Motorists will spend over £100,000 on fuel, whether diesel or petrol, during their driving lives—an expense that will ultimately dwarf even the cost of vehicles and car insurance.
Whether you select a diesel or petrol vehicle will have an impact on not only the cost of driving but also your insurance premiums, motoring experience, and impact on the environment. It’s the first decision you’ll need to make when purchasing or leasing a new car and one that will affect you every time you get behind the wheel, or pull up to the pump, so it’s one you need to get right.
- Vehicle Cost: Diesel cars cost more to purchase and more to service or repair. As of April 2018, you’ll also face higher road tax on new diesel cars, at a level that reflects your diesel vehicle’s carbon emissions. In the past, diesel vehicles had higher resell value to reflect their higher purchase cost, but the scandal about diesel emissions and restrictions on driving diesel vehicles in some city centres have led to sharper price depreciation in recent years.
- Fuel Cost: Diesel costs more at the pump but diesel vehicles are 15-20% more efficient than petrol vehicles. However, you’ll only reap the financial benefits of this greater fuel economy if you rack up a lot of annual mileage—generally more than 12,000 miles—and do lots of driving on motorways. If you have a lower annual mileage and make primarily local trips, it will take you years of diving to offset the higher purchase and taxation cost of a diesel vehicle. Research from Which? revealed that it can take between 6 and 11 years for greater fuel economy to offset the higher initial cost of diesel vehicles.
- Car Insurance: Car insurance costs 10-15% more for diesel vehicles than for comparable petrol vehicles, to account for higher accident repair charges and higher replacement costs. If you opt for a diesel vehicle, it will be even more crucial to compare car insurance deals, to ensure you find the most cover for the cheapest premiums.
- Environmental Impact: Because diesel vehicles are more fuel efficient, they emit less carbon dioxide. However, diesel combustion exhaust is significantly more harmful to human health than petrol exhaust, contributing more greatly to air pollution that causes asthma and other lung conditions, heart problems, cancer, and even declines in mental functioning. To combat this pollution, cities have placed or are considering restrictions on diesel vehicles, either in the form of higher charges or by banning them from city centres altogether. For example, For example, London is introducing an Ultra Low Emission Zone from April 2019 that will penalize drivers of diesel vehicles, adding to their running cost. So, when trying to find a used car for sale in London, make sure it’s not a diesel.
- Driving Experience: Diesel cars have more low-speed torque, so they overtake more effortlessly and can be used to tow other vehicles. Diesel engines tend to run more noisily than petrol engines, although advancements have quieted them considerably.

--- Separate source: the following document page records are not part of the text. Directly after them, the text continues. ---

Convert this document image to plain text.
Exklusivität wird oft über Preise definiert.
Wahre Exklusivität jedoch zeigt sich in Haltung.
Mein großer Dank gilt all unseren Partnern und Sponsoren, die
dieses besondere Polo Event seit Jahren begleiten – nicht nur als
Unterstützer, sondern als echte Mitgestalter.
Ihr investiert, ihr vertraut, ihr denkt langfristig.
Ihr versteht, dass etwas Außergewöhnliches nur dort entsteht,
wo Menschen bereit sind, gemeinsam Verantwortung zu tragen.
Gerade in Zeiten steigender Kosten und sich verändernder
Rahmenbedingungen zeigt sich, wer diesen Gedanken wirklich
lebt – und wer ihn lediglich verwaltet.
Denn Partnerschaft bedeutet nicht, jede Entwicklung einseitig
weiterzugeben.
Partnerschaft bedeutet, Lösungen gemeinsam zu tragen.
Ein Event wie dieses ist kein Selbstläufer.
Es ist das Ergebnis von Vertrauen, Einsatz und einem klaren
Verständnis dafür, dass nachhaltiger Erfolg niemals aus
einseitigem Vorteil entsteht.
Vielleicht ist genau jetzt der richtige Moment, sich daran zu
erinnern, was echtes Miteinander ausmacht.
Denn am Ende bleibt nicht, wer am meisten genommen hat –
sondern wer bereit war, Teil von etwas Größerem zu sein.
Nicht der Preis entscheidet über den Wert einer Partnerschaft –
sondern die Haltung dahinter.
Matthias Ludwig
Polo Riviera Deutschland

- Bottom Line: Choose diesel if you do a great deal of motorway driving and don’t often venture into city centres.
- Vehicle Cost: Petrol vehicles are cheaper to purchase up front and cheaper to service and repair. And with the new tax regime for diesel vehicles, you’ll save money there too with a petrol vehicle.
- Fuel Cost: Petrol costs less at the pump than diesel but petrol vehicles run less efficiently than diesel vehicles, so you’ll be refilling the tank more often. But if you drive fewer than 12,000 miles a year, the lower cost of buying, maintaining, and fuelling a petrol cost will offset all those bills at the supermarket forecourt.

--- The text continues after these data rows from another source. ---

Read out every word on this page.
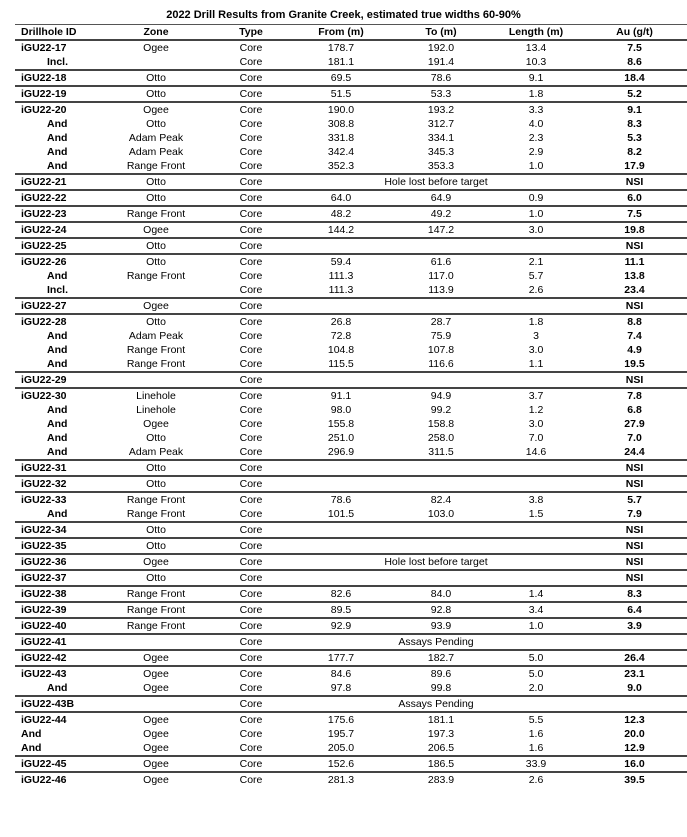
2022 Drill Results from Granite Creek, estimated true widths 60-90%
Drillhole ID	Zone	Type	From (m)	To (m)	Length (m)	Au (g/t)
iGU22-17	Ogee	Core	178.7	192.0	13.4	7.5
Incl.		Core	181.1	191.4	10.3	8.6
iGU22-18	Otto	Core	69.5	78.6	9.1	18.4
iGU22-19	Otto	Core	51.5	53.3	1.8	5.2
iGU22-20	Ogee	Core	190.0	193.2	3.3	9.1
And	Otto	Core	308.8	312.7	4.0	8.3
And	Adam Peak	Core	331.8	334.1	2.3	5.3
And	Adam Peak	Core	342.4	345.3	2.9	8.2
And	Range Front	Core	352.3	353.3	1.0	17.9
iGU22-21	Otto	Core	Hole lost before target			NSI
iGU22-22	Otto	Core	64.0	64.9	0.9	6.0
iGU22-23	Range Front	Core	48.2	49.2	1.0	7.5
iGU22-24	Ogee	Core	144.2	147.2	3.0	19.8
iGU22-25	Otto	Core				NSI
iGU22-26	Otto	Core	59.4	61.6	2.1	11.1
And	Range Front	Core	111.3	117.0	5.7	13.8
Incl.		Core	111.3	113.9	2.6	23.4
iGU22-27	Ogee	Core				NSI
iGU22-28	Otto	Core	26.8	28.7	1.8	8.8
And	Adam Peak	Core	72.8	75.9	3	7.4
And	Range Front	Core	104.8	107.8	3.0	4.9
And	Range Front	Core	115.5	116.6	1.1	19.5
iGU22-29		Core				NSI
iGU22-30	Linehole	Core	91.1	94.9	3.7	7.8
And	Linehole	Core	98.0	99.2	1.2	6.8
And	Ogee	Core	155.8	158.8	3.0	27.9
And	Otto	Core	251.0	258.0	7.0	7.0
And	Adam Peak	Core	296.9	311.5	14.6	24.4
iGU22-31	Otto	Core				NSI
iGU22-32	Otto	Core				NSI
iGU22-33	Range Front	Core	78.6	82.4	3.8	5.7
And	Range Front	Core	101.5	103.0	1.5	7.9
iGU22-34	Otto	Core				NSI
iGU22-35	Otto	Core				NSI
iGU22-36	Ogee	Core	Hole lost before target			NSI
iGU22-37	Otto	Core				NSI
iGU22-38	Range Front	Core	82.6	84.0	1.4	8.3
iGU22-39	Range Front	Core	89.5	92.8	3.4	6.4
iGU22-40	Range Front	Core	92.9	93.9	1.0	3.9
iGU22-41		Core	Assays Pending			
iGU22-42	Ogee	Core	177.7	182.7	5.0	26.4
iGU22-43	Ogee	Core	84.6	89.6	5.0	23.1
And	Ogee	Core	97.8	99.8	2.0	9.0
iGU22-43B		Core	Assays Pending			
iGU22-44	Ogee	Core	175.6	181.1	5.5	12.3
And	Ogee	Core	195.7	197.3	1.6	20.0
And	Ogee	Core	205.0	206.5	1.6	12.9
iGU22-45	Ogee	Core	152.6	186.5	33.9	16.0
iGU22-46	Ogee	Core	281.3	283.9	2.6	39.5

- Car Insurance: Car insurance premiums for petrol vehicles are 10-15% cheaper than those for equivalent diesel vehicles, to reflect the lower repair and replacement cost for petrol vehicles.
- Environmental Impact: Petrol vehicles emit more CO2 than diesel vehicles, due to their lower fuel efficiency. However, their exhaust is less toxic to human health, containing less nitrogen and other dangerous emissions. Consequently, petrol vehicles are penalised less heavily in low emissions zones. On the environment, it’s roughly a wash between petrol and diesel, but you can reduce your carbon footprint with petrol vehicles by driving less.
- Driving Experience: You’ll need to change gears more frequently when driving a petrol vehicle, especially when overtaking, but some drivers prefer this more engaged style of driving. Petrol engines run less loudly than diesel engines.
- Bottom Line: Choose a petrol vehicle if you drive fewer than 12,000 miles a year, mostly in local journeys or in city centres.
It’s important to note that the sale of all new diesel and petrol vehicles will be banned from 2040. Increasing numbers of British motorists are already embracing cars that use alternative sources of fuel, including electricity.
As electric cars have proliferated and charging infrastructure developed, the costs of purchasing and running these cars has come down considerably, and drivers can benefit from government incentives worth thousands of pounds when purchasing one.